Ya ni sospechosa, por repetitiva, esta afición de la oficialidad española por retornar una y otra vez a un pasado que a ellos debe parecerles el culmen de lo exquisito –todos empezaron allí a vivir de ese cuento-, a juzgar por los espacios, tiempos y repeticiones que dedican a rememorar unas fechas que, si bien se miran, no son sino fogonazos en un devenir más bien mediocre y oscuro en que se fue forjando y asentando un modo de vida en que se perdieron rápidamente valores tales como la solidaridad, el humanitarismo, la igualdad,  una cierta instancia de la fraternidad o eso tan indefinible como la buena vecindad que, aunque no muy abundantes ni en el setenta y siete ni en el noventa y dos, si bien miramos se tornan envidiables hoy tal como está el patio.

Pretender que los éxitos del pasado (un decir), sirvan para que, hablando constantemente de ellos oculten la posibilidad de hablar y desvelar o despejar un futuro vulgar, oscuro y desesperanzado, además de ser un recurso de una simpleza escalofriante, constituye una forma de comportamiento que recuerda demasiado al dirigismo informativo de otras épocas y casi calca cada punto de los manuales de des-información y propaganda de las dictaduras (caudillistas, del proletariado o cualesquiera otras).

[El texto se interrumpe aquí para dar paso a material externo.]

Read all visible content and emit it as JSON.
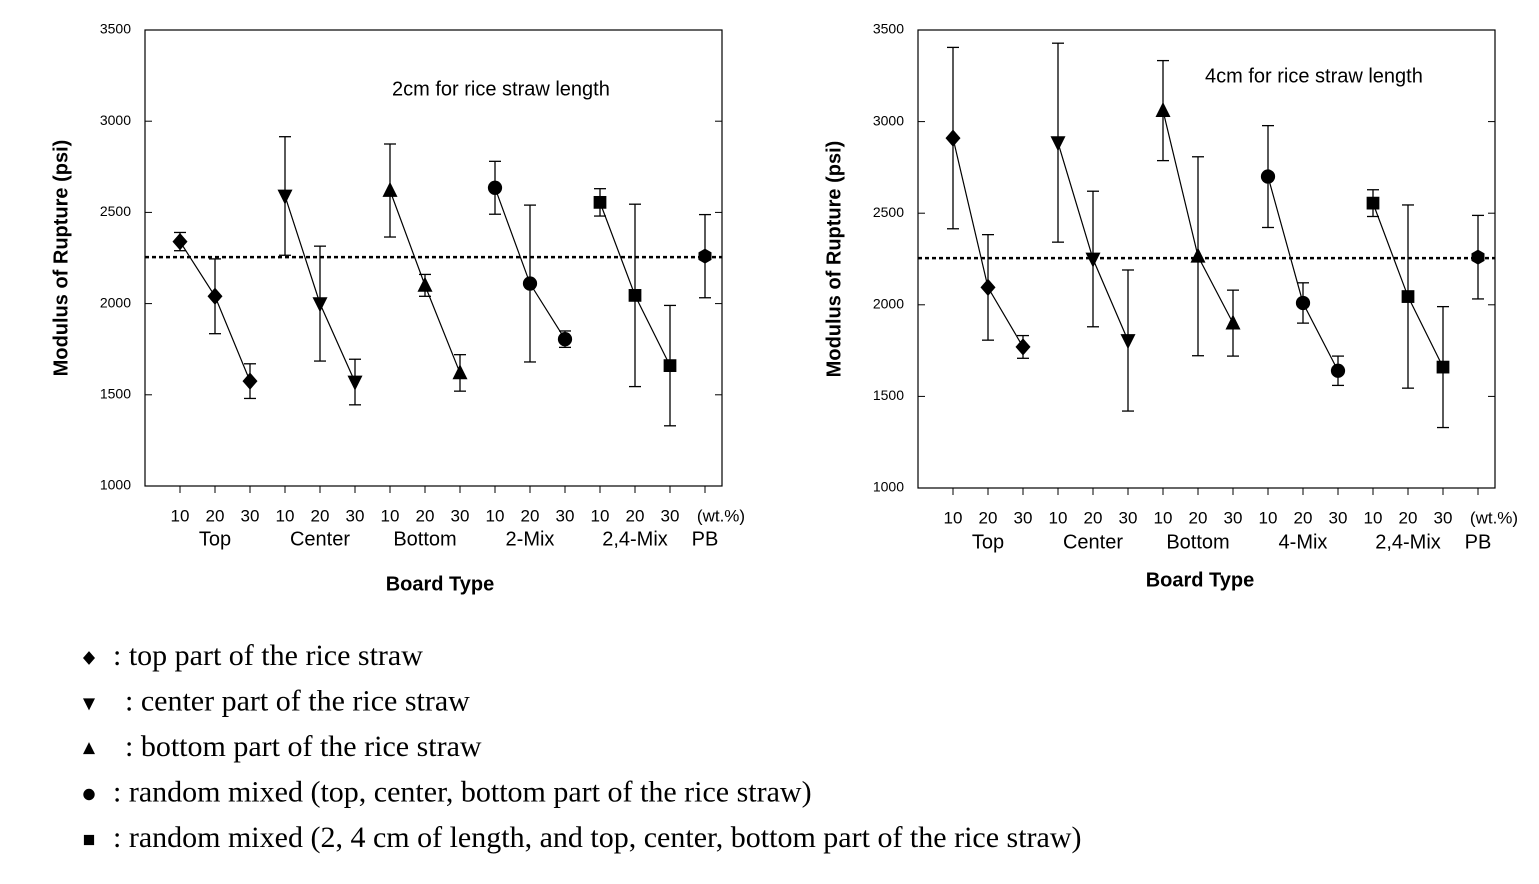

La a todas luces exagerada importancia periodística e incluso informativa, dada al vigésimo quinto cumpleaños de la Olimpiada de Barcelona, al igual que con otros acontecimientos de la llamada Transición Política (signifique lo que signifique esa expresión), revela una inocultable manipulación del sentido de la información, una ausencia de medida y un pavoroso descenso de la exigencia periodística, infectados todos de un posibilismo tan barato como trivial y mediatizados por una escala de valores (otro decir) más parecida a la insoportable narración de las “batallitas” que el anciano abuelo de la casa refiere a la prole en cuanto tiene ocasión (con la abismal diferencia de que, en realidad, abuelos tenemos cuatro para saltar de uno al otro, y órganos informativos sobre ciertas cosas, sólo uno, repetido, igual, cansino y aburrido hasta la extenuación, por muchas cabeceras, nombres y tendencias que digan tener.

Uno de los principios de la psicología evolutiva afirma que la constante mirada al futuro constituye la principal herramienta de la esperanza y, por consiguiente, de la fuerza para el logro. Por el contrario, la permanente mirada atrás, el paladear y hozarse en lo que fuimos como única razón para afirmar el presente, el estiramiento del aquéllo, del fuimos o del éramos, la mitificación del atrás y la dulcificación constante del recuerdo, no son sino noticias de la impotencia, razones de la cobardía y siempre, siempre, las estatuas de sal de la quietud.